Die Sozialhilfe ist auch bei jungen Erwachsenen subsidiär und kommt erst zum Einsatz, wenn andere Stellen nicht zuständig sind. Zuerst müsste eine zumutbare Selbsthilfe, müssten Unterhaltsbeiträge von Eltern und Verwandten, Stipendien oder Versicherungsbeiträge eingefordert werden, betonte Schaffner. Eine Sonderstellung nähmen die 18- bis 20-Jährigen ein, weil sie die Sozialhilfegelder im Gegensatz zu den älteren Sozialhilfebezügern nicht zurückerstatten müssten.

Verwandtenunterstützung

Schaffner legte Wert darauf, dass Eltern die Erstausbildung finanzieren müssten. Nach dem neuen Sozialhilfegesetz bezahle die Sozialhilfe keine Ausbildungen mehr. Im Kanton Baselland gelte nach wie vor die Verwandtenunterstützung. Die Grundhaltung "Mir stinkts zuhause" reiche nicht aus, dass die Sozialhilfe den jungen Erwachsenen eine Wohnung bezahle. Auch hier müsse die finanzielle Situation der Eltern abgeklärt werden. *Wir hatten im Baselbiet zwei Fälle, in denen Jugendliche Sozialhilfe einforderten, deren Eltern ein Vermögen von 51 und 2 Millionen versteuerten*, so Schaffner. Jungen Erwachsenen könne ein Zimmer oder ein Zimmer in einer WG zugemutet werden. Erwin Müller aus Bubendorf, BWK-Lehrer in Liestal, erklärte, der Übergang ins Erwachsenenleben sei mit Ängsten und Chancen verbunden.

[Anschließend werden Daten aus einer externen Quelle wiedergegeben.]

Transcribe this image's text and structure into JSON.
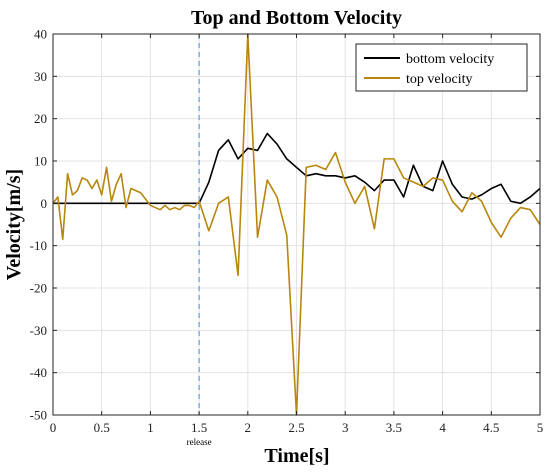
{
  "chart_data": {
    "type": "line",
    "title": "Top and Bottom Velocity",
    "xlabel": "Time[s]",
    "ylabel": "Velocity[m/s]",
    "xlim": [
      0,
      5
    ],
    "ylim": [
      -50,
      40
    ],
    "xticks": [
      0,
      0.5,
      1,
      1.5,
      2,
      2.5,
      3,
      3.5,
      4,
      4.5,
      5
    ],
    "xtick_labels": [
      "0",
      "0.5",
      "1",
      "1.5",
      "2",
      "2.5",
      "3",
      "3.5",
      "4",
      "4.5",
      "5"
    ],
    "yticks": [
      -50,
      -40,
      -30,
      -20,
      -10,
      0,
      10,
      20,
      30,
      40
    ],
    "ytick_labels": [
      "-50",
      "-40",
      "-30",
      "-20",
      "-10",
      "0",
      "10",
      "20",
      "30",
      "40"
    ],
    "grid": true,
    "legend_position": "top-right",
    "annotations": [
      {
        "type": "vline",
        "x": 1.5,
        "label": "release",
        "color": "#5b9bd5",
        "style": "dashed"
      }
    ],
    "series": [
      {
        "name": "bottom velocity",
        "color": "#000000",
        "x": [
          0,
          1.45,
          1.5,
          1.6,
          1.7,
          1.8,
          1.9,
          2.0,
          2.1,
          2.2,
          2.3,
          2.4,
          2.5,
          2.6,
          2.7,
          2.8,
          2.9,
          3.0,
          3.1,
          3.2,
          3.3,
          3.4,
          3.5,
          3.6,
          3.7,
          3.8,
          3.9,
          4.0,
          4.1,
          4.2,
          4.3,
          4.4,
          4.5,
          4.6,
          4.7,
          4.8,
          4.9,
          5.0
        ],
        "y": [
          0,
          0,
          0,
          5,
          12.5,
          15,
          10.5,
          13,
          12.5,
          16.5,
          14,
          10.5,
          8.5,
          6.5,
          7,
          6.5,
          6.5,
          6,
          6.5,
          5,
          3,
          5.5,
          5.5,
          1.5,
          9,
          4,
          3,
          10,
          4.5,
          1.5,
          1,
          2,
          3.5,
          4.5,
          0.5,
          0,
          1.5,
          3.5
        ]
      },
      {
        "name": "top velocity",
        "color": "#b8860b",
        "x": [
          0,
          0.05,
          0.1,
          0.15,
          0.2,
          0.25,
          0.3,
          0.35,
          0.4,
          0.45,
          0.5,
          0.55,
          0.6,
          0.65,
          0.7,
          0.75,
          0.8,
          0.85,
          0.9,
          1.0,
          1.05,
          1.1,
          1.15,
          1.2,
          1.25,
          1.3,
          1.35,
          1.4,
          1.45,
          1.5,
          1.6,
          1.7,
          1.8,
          1.9,
          2.0,
          2.1,
          2.2,
          2.3,
          2.4,
          2.5,
          2.6,
          2.7,
          2.8,
          2.9,
          3.0,
          3.1,
          3.2,
          3.3,
          3.4,
          3.5,
          3.6,
          3.7,
          3.8,
          3.9,
          4.0,
          4.1,
          4.2,
          4.3,
          4.4,
          4.5,
          4.6,
          4.7,
          4.8,
          4.9,
          5.0
        ],
        "y": [
          0,
          1.5,
          -8.5,
          7,
          2,
          3,
          6,
          5.5,
          3.5,
          5.5,
          2,
          8.5,
          0.5,
          4.5,
          7,
          -1,
          3.5,
          3,
          2.5,
          -0.5,
          -1,
          -1.5,
          -0.5,
          -1.5,
          -1,
          -1.5,
          -0.5,
          -0.5,
          -1,
          0.5,
          -6.5,
          0,
          1.5,
          -17,
          40,
          -8,
          5.5,
          1.5,
          -7.5,
          -50,
          8.5,
          9,
          8,
          12,
          5,
          0,
          4,
          -6,
          10.5,
          10.5,
          6,
          5,
          4,
          6,
          5.5,
          0.5,
          -2,
          2.5,
          0.5,
          -4.5,
          -8,
          -3.5,
          -1,
          -1.5,
          -5
        ]
      }
    ]
  }
}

Bei den Praktika in der Berufswelt machten viele Jugendliche die Erfahrung, dass sie etwas gelten. Versagensgefühle hingegen hielten Jugendliche davon ab, ihr Leben selbstständig zu gestalten. Jugendliche brauchten Strenge und Wertschätzung zugleich, betonte Müller. Ich kenne viele Jugendliche, die diese Chance gepackt haben. Das neue Bildungsgesetz legt fest, dass Schulsozialarbeit die Probleme von Jugendlichen möglichst früh auffangen soll. Frank Brodmann, Schulsozialarbeiter in Muttenz, machte auf die unklare Situation der Schulsozialarbeit im Baselbiet aufmerksam. Inzwischen sei wenigstens ein Teil dieser Fragen geklärt. Seit über einem Jahr sind wir mit dem Kanton am Verhandeln. Das drückt auf die Arbeitsmoral und auch auf die Motivation, betonte Brodmann.

Viele Angebote

Josua Oehler, Rektor der Gewerblich-industriellen Berufsschule Liestal, stellte die Unterstützungsangebote für Jugendliche während der Lehre vor, so die Brückenangebot, das Förderangebot E Lehr mit Kick, die Lehrplätze für Migrantinnen und Migranten und schliesslich die Jugendberatungsstelle wie weiter?. Dort wird Knochenarbeit geleistet, betonte Oehler, allerdings mit dem gebührenden Erfolg.